Points clés : L'indice KOSPI de la Corée du Sud a subi sa plus forte chute quotidienne depuis la crise financière de 2008, déclenchant des coupe-circuits pour la troisième fois cette année.

Le KOSPI a plongé de jusqu'à 8,8 % lundi, provoquant une suspension des échanges de 20 minutes, après que de robustes données sur l'emploi américain ont anéanti les espoirs de nouvelles baisses de taux de la Réserve fédérale.
"Une surprise dans les données sur l'emploi américain a entraîné une hausse des rendements obligataires et fourni un prétexte à une correction sur un marché survolté, dans un contexte de pression accumulée due à la flambée des actions de semi-conducteurs", a déclaré Han Ji-young, analyste chez Kiwoom Securities.
Samsung Electronics et SK Hynix, les deux valeurs les plus lourdes de l'indice, ont chacune chuté de plus de 10 % en début de séance avant de réduire leurs pertes. Samsung s'échangeait à 312 750 wons, en baisse de 5,17 %, tandis que SK Hynix se négociait à 2,024 millions de wons, en repli de 2,22 %. Les investisseurs étrangers ont été vendeurs nets à hauteur de 200 milliards de wons (128,86 millions de dollars), prolongeant leur série de ventes à 21 séances consécutives. Le won s'est renforcé de 0,4 % à 1 552,4 pour un dollar, après avoir touché vendredi son plus bas niveau depuis mars 2009 à 1 615, incitant les autorités à tenir une réunion d'urgence dimanche au cours de laquelle elles se sont engagées à prendre des mesures fermes contre les transactions spéculatives.

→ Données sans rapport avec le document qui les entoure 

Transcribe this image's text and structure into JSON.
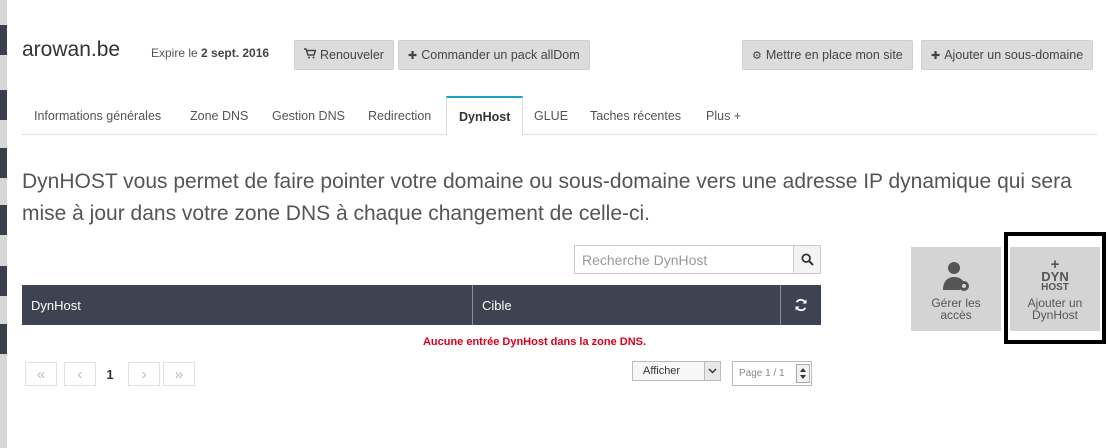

Malgré la déroute de lundi, le KOSPI reste en hausse de 83 % depuis le début de l'année, après avoir bondi de 76 % en 2025 — sa plus forte progression annuelle depuis 1999 et la meilleure performance parmi les principaux marchés mondiaux l'année dernière. Timothy Moe, stratège en chef pour les actions Asie-Pacifique chez Goldman Sachs, a estimé que la vente massive représente une correction technique, les fondamentaux restant solides et les valorisations étant désormais « très raisonnables ». Il s'attend à un rebond du marché et à de nouveaux records, les bénéfices potentiels continuant d'alimenter la hausse.

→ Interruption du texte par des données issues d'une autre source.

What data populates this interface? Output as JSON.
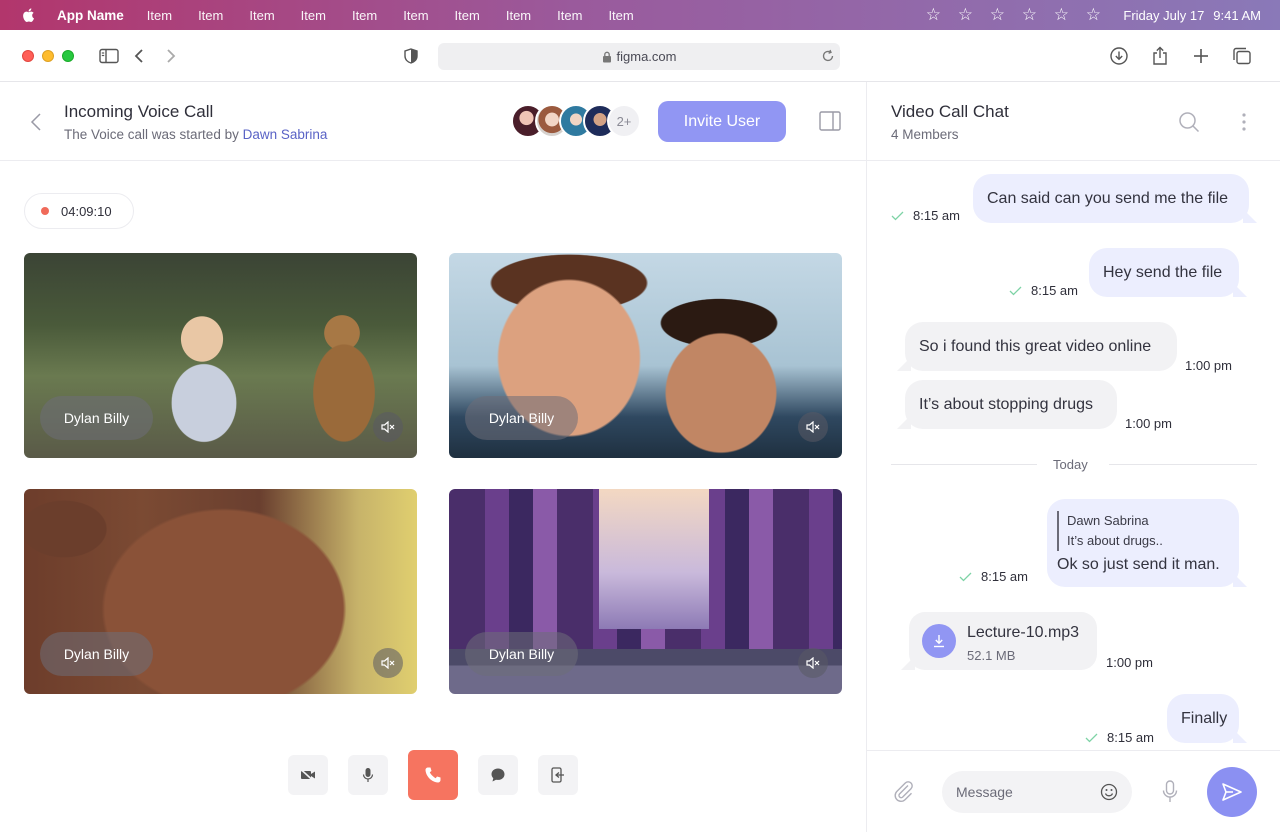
{
  "menubar": {
    "app_name": "App Name",
    "items": [
      "Item",
      "Item",
      "Item",
      "Item",
      "Item",
      "Item",
      "Item",
      "Item",
      "Item",
      "Item"
    ],
    "stars": [
      "☆",
      "☆",
      "☆",
      "☆",
      "☆",
      "☆"
    ],
    "date": "Friday July 17",
    "time": "9:41 AM"
  },
  "browser": {
    "url": "figma.com"
  },
  "call": {
    "title": "Incoming Voice Call",
    "subtitle_prefix": "The Voice call was started by",
    "starter": "Dawn Sabrina",
    "extra_participants": "2+",
    "invite_label": "Invite User",
    "timer": "04:09:10",
    "tiles": [
      {
        "name": "Dylan Billy"
      },
      {
        "name": "Dylan Billy"
      },
      {
        "name": "Dylan Billy"
      },
      {
        "name": "Dylan Billy"
      }
    ]
  },
  "chat": {
    "title": "Video Call Chat",
    "members": "4 Members",
    "messages": [
      {
        "text": "Can said can you send me the file",
        "time": "8:15 am"
      },
      {
        "text": "Hey send the file",
        "time": "8:15 am"
      },
      {
        "text": "So i found this great video online",
        "time": "1:00 pm"
      },
      {
        "text": "It’s about stopping drugs",
        "time": "1:00 pm"
      }
    ],
    "divider": "Today",
    "reply": {
      "quoted_author": "Dawn Sabrina",
      "quoted_text": "It’s about drugs..",
      "text": "Ok so just send it man.",
      "time": "8:15 am"
    },
    "file": {
      "name": "Lecture-10.mp3",
      "size": "52.1 MB",
      "time": "1:00 pm"
    },
    "last": {
      "text": "Finally",
      "time": "8:15 am"
    },
    "composer_placeholder": "Message"
  },
  "colors": {
    "accent": "#9196f3",
    "end_call": "#f67460",
    "outgoing_bubble": "#eceefe",
    "incoming_bubble": "#f2f2f4",
    "starter_link": "#5a63c6"
  }
}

La vente massive fait suite au carnage de vendredi à Wall Street, où l'indice Nasdaq Composite a chuté de 4,2 % et l'indice Philadelphia Semiconductor a plongé de 10 %, après que les données sur l'emploi ont montré que l'économie américaine avait créé 353 000 emplois en mai — soit le double du consensus de 175 000. L'iShares MSCI South Korea ETF, un proxy pour l'exposition aux actions coréennes cotées aux États-Unis, a plongé de 14 % lors de la séance de vendredi.
Les coupe-circuits ont été activés à 00h03 GMT, interrompant les échanges du KOSPI pendant 20 minutes pour la première fois en trois mois. C'était la troisième fois qu'ils étaient déclenchés cette année et la neuvième fois de l'histoire. Un mécanisme « sidecar » distinct a été activé immédiatement après la reprise des échanges, limitant les pertes de l'indice à 4,6 % en fin de matinée.

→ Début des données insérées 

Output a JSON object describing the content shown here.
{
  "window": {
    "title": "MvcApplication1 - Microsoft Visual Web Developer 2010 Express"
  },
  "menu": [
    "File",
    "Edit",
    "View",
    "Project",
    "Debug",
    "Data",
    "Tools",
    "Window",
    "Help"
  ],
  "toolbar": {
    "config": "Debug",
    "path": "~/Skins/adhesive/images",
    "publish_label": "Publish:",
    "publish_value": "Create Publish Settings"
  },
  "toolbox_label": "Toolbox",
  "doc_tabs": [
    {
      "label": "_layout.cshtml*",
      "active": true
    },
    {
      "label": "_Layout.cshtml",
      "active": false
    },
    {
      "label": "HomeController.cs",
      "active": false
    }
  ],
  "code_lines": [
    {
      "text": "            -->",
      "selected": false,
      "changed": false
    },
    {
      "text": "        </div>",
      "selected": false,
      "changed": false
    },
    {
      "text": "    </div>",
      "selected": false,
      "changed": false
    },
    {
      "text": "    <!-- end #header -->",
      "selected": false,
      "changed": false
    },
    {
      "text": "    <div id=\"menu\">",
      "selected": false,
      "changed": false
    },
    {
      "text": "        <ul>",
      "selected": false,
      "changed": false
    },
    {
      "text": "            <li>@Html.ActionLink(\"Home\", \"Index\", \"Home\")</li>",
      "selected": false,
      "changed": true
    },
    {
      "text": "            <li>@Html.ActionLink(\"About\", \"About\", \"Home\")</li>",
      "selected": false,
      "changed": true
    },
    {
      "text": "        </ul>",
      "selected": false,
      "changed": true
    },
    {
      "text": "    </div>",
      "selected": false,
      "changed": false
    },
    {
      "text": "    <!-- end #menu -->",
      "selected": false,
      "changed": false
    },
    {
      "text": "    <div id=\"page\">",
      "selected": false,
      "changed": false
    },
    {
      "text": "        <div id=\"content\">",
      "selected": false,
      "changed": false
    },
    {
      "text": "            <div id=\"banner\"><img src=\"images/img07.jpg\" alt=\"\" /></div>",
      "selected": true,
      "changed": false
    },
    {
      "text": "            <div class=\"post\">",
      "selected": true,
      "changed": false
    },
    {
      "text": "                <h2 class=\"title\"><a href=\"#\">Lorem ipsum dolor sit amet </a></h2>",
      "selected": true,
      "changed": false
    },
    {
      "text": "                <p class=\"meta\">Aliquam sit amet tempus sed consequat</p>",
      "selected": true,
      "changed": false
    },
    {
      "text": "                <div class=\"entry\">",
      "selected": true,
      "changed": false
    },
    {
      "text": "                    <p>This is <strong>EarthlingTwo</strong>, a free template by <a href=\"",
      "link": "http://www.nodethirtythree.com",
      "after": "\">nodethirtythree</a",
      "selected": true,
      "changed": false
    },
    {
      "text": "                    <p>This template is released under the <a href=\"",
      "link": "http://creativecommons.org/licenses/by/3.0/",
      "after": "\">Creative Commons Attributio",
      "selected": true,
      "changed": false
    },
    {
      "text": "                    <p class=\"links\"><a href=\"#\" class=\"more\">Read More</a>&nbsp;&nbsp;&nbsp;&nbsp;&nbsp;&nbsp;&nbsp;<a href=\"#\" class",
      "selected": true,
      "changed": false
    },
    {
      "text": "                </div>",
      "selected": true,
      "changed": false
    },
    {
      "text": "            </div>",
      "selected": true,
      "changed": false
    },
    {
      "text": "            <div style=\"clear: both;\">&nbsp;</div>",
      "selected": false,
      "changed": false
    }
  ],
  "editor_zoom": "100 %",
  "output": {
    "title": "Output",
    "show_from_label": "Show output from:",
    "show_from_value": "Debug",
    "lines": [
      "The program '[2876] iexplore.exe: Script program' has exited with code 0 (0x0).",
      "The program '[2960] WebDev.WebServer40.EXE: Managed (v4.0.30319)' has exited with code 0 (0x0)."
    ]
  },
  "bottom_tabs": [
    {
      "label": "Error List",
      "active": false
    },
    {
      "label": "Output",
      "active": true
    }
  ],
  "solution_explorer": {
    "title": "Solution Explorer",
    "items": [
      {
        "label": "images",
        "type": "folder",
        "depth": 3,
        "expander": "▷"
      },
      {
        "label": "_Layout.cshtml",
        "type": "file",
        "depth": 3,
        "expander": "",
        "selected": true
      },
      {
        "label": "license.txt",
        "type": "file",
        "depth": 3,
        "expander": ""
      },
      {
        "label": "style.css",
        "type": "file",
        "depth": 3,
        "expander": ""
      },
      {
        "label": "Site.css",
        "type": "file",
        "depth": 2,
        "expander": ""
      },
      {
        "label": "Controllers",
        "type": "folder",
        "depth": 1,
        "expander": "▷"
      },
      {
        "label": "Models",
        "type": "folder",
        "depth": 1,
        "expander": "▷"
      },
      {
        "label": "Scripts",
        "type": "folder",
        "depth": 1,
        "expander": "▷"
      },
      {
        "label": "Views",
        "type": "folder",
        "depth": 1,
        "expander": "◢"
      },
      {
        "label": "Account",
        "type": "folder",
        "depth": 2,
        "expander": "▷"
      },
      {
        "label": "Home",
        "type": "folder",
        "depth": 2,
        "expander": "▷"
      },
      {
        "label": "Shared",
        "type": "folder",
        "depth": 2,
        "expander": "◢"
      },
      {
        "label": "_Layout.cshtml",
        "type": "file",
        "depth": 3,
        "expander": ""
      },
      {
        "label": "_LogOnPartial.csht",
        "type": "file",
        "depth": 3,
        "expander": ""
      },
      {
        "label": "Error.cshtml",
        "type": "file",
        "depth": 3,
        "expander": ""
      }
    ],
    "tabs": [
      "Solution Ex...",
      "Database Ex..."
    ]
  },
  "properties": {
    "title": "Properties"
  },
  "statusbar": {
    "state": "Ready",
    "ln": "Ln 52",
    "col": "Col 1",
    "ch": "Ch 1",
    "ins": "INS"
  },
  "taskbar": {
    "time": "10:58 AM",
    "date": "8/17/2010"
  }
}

Han a déclaré qu'une volatilité accrue est inévitable à court terme, mais a ajouté qu'une déroute prolongée est peu probable étant donné que « la pression sur la valorisation du KOSPI a été réduite par la récente correction et que la dynamique des bénéfices reste forte pour les valeurs des semi-conducteurs ».
La forte dépréciation du won est devenue une préoccupation supplémentaire pour les investisseurs étrangers. Après avoir franchi le seuil des 1 600 wons pour un dollar pour la première fois en 17 ans vendredi, les autorités sud-coréennes ont convoqué une réunion d'urgence et ont menacé de prendre des mesures fermes contre les transactions spéculatives. La monnaie s'est affaiblie de plus de 10 % face au dollar cette année, aggravant les difficultés d'une économie dépendante des exportations qui repose fortement sur les ventes de semi-conducteurs.
Moe a noté que si l'activité spéculative des investisseurs particuliers sud-coréens avait augmenté ces derniers mois, les investisseurs en ETF à effet de levier quittent désormais le marché — une dynamique qui, historiquement, signale la fin d'un positionnement survolté plutôt que le début d'un déclin structurel.
Cet article est fourni à titre informatif uniquement et ne constitue pas un conseil en investissement.